ROMA, 18 Gennaio – Il tono di voce energico, fermo, indignato. Un misto di rabbia ed incredulità che prorompe nell’esclamazione “Vada a bordo!”, ordine intimato più volte e rimasto purtroppo inascoltato perché dall’altro capo del telefono c’è un comandante vile, spaesato, in preda all’imbarazzo, intento ad accampare una serie di scuse banali per evitare di compiere quello che è un suo dovere ineludibile: tornare a bordo e fare tutto il possibile per mettere in salvo i passeggeri. Questo è il comportamento che ci si aspetterebbe da un comandante durante i momenti drammatici di un naufragio. O per meglio dire, ci si aspetterebbe che rimanesse a bordo fino alla fine, e non che fosse il primo ad abbandonare la nave. Lo sa bene il capitano Gregorio De Falco, 46 anni, originario di Napoli, che in quella notte terribile ha diretto le operazioni di salvataggio dalla sala operativa della Capitaneria di porto di Livorno.
La telefonata tra lui e il comandante della Costa Concordia, Francesco Schettino, è ormai nota a tutti ed è la prova che esistono due modi diversi di affrontare la stessa tragedia. C’è chi pensa solo a se stesso e fugge alla prima difficoltà, ma anche chi rimane al suo posto e si rimbocca le maniche per salvare delle vite umane. Due facce diverse della stessa nazione, anzi della stessa regione visto che, per ironia della sorte, anche Schettino è campano, precisamente di Sorrento.

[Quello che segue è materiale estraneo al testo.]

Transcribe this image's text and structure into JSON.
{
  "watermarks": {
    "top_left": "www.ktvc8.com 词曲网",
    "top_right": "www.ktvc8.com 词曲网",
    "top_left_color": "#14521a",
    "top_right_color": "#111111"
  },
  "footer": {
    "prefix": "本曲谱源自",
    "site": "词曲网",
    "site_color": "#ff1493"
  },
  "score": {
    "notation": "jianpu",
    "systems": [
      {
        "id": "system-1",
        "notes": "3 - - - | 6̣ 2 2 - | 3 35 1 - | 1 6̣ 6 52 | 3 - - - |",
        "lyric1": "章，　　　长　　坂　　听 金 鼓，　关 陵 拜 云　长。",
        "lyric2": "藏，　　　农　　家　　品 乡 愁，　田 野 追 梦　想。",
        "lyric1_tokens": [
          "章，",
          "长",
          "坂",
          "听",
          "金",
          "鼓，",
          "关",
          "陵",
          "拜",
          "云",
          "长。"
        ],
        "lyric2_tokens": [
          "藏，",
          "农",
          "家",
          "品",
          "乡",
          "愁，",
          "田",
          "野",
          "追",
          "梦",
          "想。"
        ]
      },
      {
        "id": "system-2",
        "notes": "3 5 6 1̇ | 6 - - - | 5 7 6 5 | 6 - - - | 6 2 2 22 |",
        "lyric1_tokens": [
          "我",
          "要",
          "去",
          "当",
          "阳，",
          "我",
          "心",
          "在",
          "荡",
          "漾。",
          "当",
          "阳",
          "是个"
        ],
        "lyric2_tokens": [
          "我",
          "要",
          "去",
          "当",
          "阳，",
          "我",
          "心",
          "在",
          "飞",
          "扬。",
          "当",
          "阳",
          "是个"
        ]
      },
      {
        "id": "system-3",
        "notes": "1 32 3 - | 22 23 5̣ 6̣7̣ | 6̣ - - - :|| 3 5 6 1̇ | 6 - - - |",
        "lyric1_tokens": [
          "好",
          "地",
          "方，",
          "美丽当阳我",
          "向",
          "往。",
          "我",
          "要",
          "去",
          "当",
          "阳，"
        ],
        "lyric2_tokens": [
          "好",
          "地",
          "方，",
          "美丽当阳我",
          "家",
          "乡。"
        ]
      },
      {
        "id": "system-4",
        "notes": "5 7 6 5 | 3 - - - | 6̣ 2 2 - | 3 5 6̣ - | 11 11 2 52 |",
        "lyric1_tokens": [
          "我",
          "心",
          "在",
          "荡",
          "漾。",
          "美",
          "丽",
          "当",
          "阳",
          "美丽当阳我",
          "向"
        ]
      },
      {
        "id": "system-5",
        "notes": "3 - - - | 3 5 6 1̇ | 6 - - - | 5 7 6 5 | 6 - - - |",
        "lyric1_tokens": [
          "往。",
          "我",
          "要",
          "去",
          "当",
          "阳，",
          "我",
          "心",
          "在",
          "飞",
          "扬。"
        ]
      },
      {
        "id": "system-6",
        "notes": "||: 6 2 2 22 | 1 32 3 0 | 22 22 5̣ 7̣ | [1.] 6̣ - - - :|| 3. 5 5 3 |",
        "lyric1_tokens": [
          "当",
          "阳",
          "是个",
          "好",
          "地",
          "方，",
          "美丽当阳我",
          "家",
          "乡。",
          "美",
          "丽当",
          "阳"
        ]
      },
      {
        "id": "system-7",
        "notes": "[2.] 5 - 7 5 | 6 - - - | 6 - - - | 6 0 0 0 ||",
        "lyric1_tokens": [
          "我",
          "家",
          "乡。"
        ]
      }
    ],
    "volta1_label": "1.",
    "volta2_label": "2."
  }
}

Proprio per quest’ultimo si attendeva ieri la convalida del fermo e invece, a sorpresa, il Gip del Tribunale di Grosseto ha disposto la scarcerazione immediata di Schettino con l’obbligo dei domiciliari. Immediato lo sdegno dei familiari delle vittime per un provvedimento definito inspiegabile dallo stesso procuratore capo, Francesco Verusio. Ma l’ondata di indignazione è proseguita sui social network, dove da ieri piovono insulti e commenti di ogni genere sull’ex comandante.
Intanto, sul web De Falco è già diventato un eroe e il suo ormai celebre urlo di rabbia impazza su Facebook e Twitter, come l’urlo del riscatto dell’intero Paese. Ma il capitano, che non dorme da quattro giorni perché non si dà pace per le vittime, ci tiene a non essere definito eroe. “La mia vocazione – ha spiegato – è il soccorso e non sono soddisfatto se non porto tutti a casa. Purtroppo ci sono stati dei morti. Abbiamo fatto solo il nostro dovere, cioè portare a regime il soccorso.” A ribadire il concetto ci pensa Raffaella, sua moglie. “La cosa preoccupante è che persone come mio marito, persone che fanno semplicemente il proprio dovere ogni giorno, diventino subito in questo Paese idoli, personaggi, eroi. Non è per niente normale”. Hanno perfettamente ragione. In una circostanza terribile come quella di un naufragio, ma anche in situazioni meno drammatiche, un comportamento come quello di De Falco dovrebbe essere la regola, e non l’eccezione.